A whisper on the pillows after the lights went out.

And then—” I pull in a tight breath. “And then it was worse than everything being for nothing. The dying and the killing, it was for something. It was for John Lackland and for Ys. For money and for business done half a world away over artistically plated scallops and wine bought by the bottle. I think I would have rather had all the horrors of my life stem from primates fighting for hilltops than know it was all to make the same handful of people marginally wealthier, bit by bit. I would rather have Eliot’s death mean nothing than know that it was for sale to the highest bidder in an auction none of us knew we were in. ”

I stare up at the ceiling, where the rain has almost completely turned to sleet, slowly blocking out the light.

“You say my sins are at least my own, but that isn’t true, Isolde.

They were stolen from me. My own actions were stolen from me.

My life was a lie in the most fundamental sense because I didn’t even know I was lying.

I’ve been where you are, and I can’t make this easier for you, but I can tell you that there is a tiny seed cupped in your palm right now, and that seed is from this moment on, no more .

And like the mustard seed in the Bible, you can use it to move mountains. ”

For a moment, all is quiet save for the sleet pecking at the glass. And then Isolde shifts and sits up.

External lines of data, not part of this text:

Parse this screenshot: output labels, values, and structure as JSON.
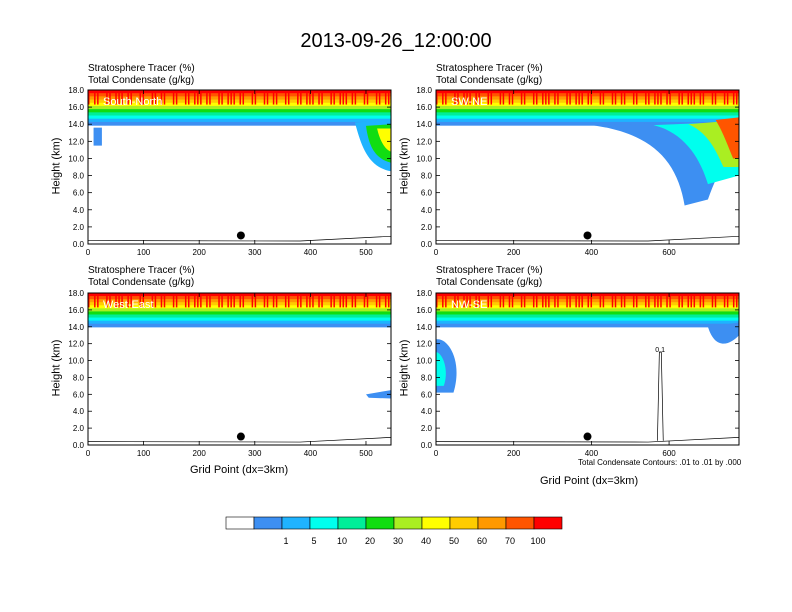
{
  "title": "2013-09-26_12:00:00",
  "header_line1": "Stratosphere Tracer   (%)",
  "header_line2": "Total Condensate   (g/kg)",
  "ylabel": "Height (km)",
  "xlabel": "Grid Point (dx=3km)",
  "footnote": "Total Condensate Contours: .01 to .01 by .000",
  "colors": {
    "levels": [
      "#ffffff",
      "#3d8ff2",
      "#1fb3ff",
      "#00ffee",
      "#00ee99",
      "#11dd11",
      "#aaee22",
      "#ffff00",
      "#ffcc00",
      "#ff9900",
      "#ff5500",
      "#ff0000"
    ]
  },
  "colorbar_labels": [
    "1",
    "5",
    "10",
    "20",
    "30",
    "40",
    "50",
    "60",
    "70",
    "100"
  ],
  "chart_data": [
    {
      "type": "heatmap",
      "name": "South-North",
      "xlim": [
        0,
        545
      ],
      "ylim": [
        0,
        18
      ],
      "xticks": [
        "0",
        "100",
        "200",
        "300",
        "400",
        "500"
      ],
      "yticks": [
        "0.0",
        "2.0",
        "4.0",
        "6.0",
        "8.0",
        "10.0",
        "12.0",
        "14.0",
        "16.0",
        "18.0"
      ],
      "marker": {
        "x": 275,
        "y": 1.0
      },
      "tracer_top_km": 15.5,
      "tracer_base_km": 13.9
    },
    {
      "type": "heatmap",
      "name": "SW-NE",
      "xlim": [
        0,
        780
      ],
      "ylim": [
        0,
        18
      ],
      "xticks": [
        "0",
        "200",
        "400",
        "600"
      ],
      "yticks": [
        "0.0",
        "2.0",
        "4.0",
        "6.0",
        "8.0",
        "10.0",
        "12.0",
        "14.0",
        "16.0",
        "18.0"
      ],
      "marker": {
        "x": 390,
        "y": 1.0
      },
      "tracer_top_km": 15.5,
      "tracer_base_km": 13.9
    },
    {
      "type": "heatmap",
      "name": "West-East",
      "xlim": [
        0,
        545
      ],
      "ylim": [
        0,
        18
      ],
      "xticks": [
        "0",
        "100",
        "200",
        "300",
        "400",
        "500"
      ],
      "yticks": [
        "0.0",
        "2.0",
        "4.0",
        "6.0",
        "8.0",
        "10.0",
        "12.0",
        "14.0",
        "16.0",
        "18.0"
      ],
      "marker": {
        "x": 275,
        "y": 1.0
      },
      "tracer_top_km": 15.3,
      "tracer_base_km": 14.0
    },
    {
      "type": "heatmap",
      "name": "NW-SE",
      "xlim": [
        0,
        780
      ],
      "ylim": [
        0,
        18
      ],
      "xticks": [
        "0",
        "200",
        "400",
        "600"
      ],
      "yticks": [
        "0.0",
        "2.0",
        "4.0",
        "6.0",
        "8.0",
        "10.0",
        "12.0",
        "14.0",
        "16.0",
        "18.0"
      ],
      "marker": {
        "x": 390,
        "y": 1.0
      },
      "tracer_top_km": 15.5,
      "tracer_base_km": 14.0,
      "contour_label": "0.1"
    }
  ]
}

I sit up too, but I don’t touch her right away. I merely watch the shadows ripple across her back as she breathes.

“It’s not enough,” she says to the cold air and not to me. “I’d have to move mountains for the rest of my life if even one of the people my uncle had me kill didn’t deserve it.”

“I know about many of the people you’ve killed, and the world certainly isn’t worse off for them being dead. Maybe you’ll only have to move hills instead.” I think for a moment and then say carefully, “You asked Dinah about the trial by iron.”

“I don’t even know what it is, and yet when I asked Dinah about it, she looked at me like I was asking to harvest an organ on stage.”

“It’s a sadistic display—and I mean sadistic literally—that used to happen at a club here in DC.

I put the club out of business after I opened Lyonesse and poached many of its members, and I intentionally did not incorporate the old club’s customs into ours.

I don’t want to hear any more about a trial by iron from anyone, and I especially don’t want you thinking about it while you’re digesting what unholy things you’ve done in the name of holiness.

And then getting some very Catholic ideas about punishment and forgiveness. ”

She turns in profile, a dent at the corner of her mouth. “You think you know me so well.”

I run my fingers down the valley of her spine. “Not well enough. Never well enough.”

My phone rings from across the room, and with a displeased exhale, I stop touching my wife and leave the bed to answer it.

It’s Melody.

“Blanche just called,” my twin says. “Tristan’s father is dead.”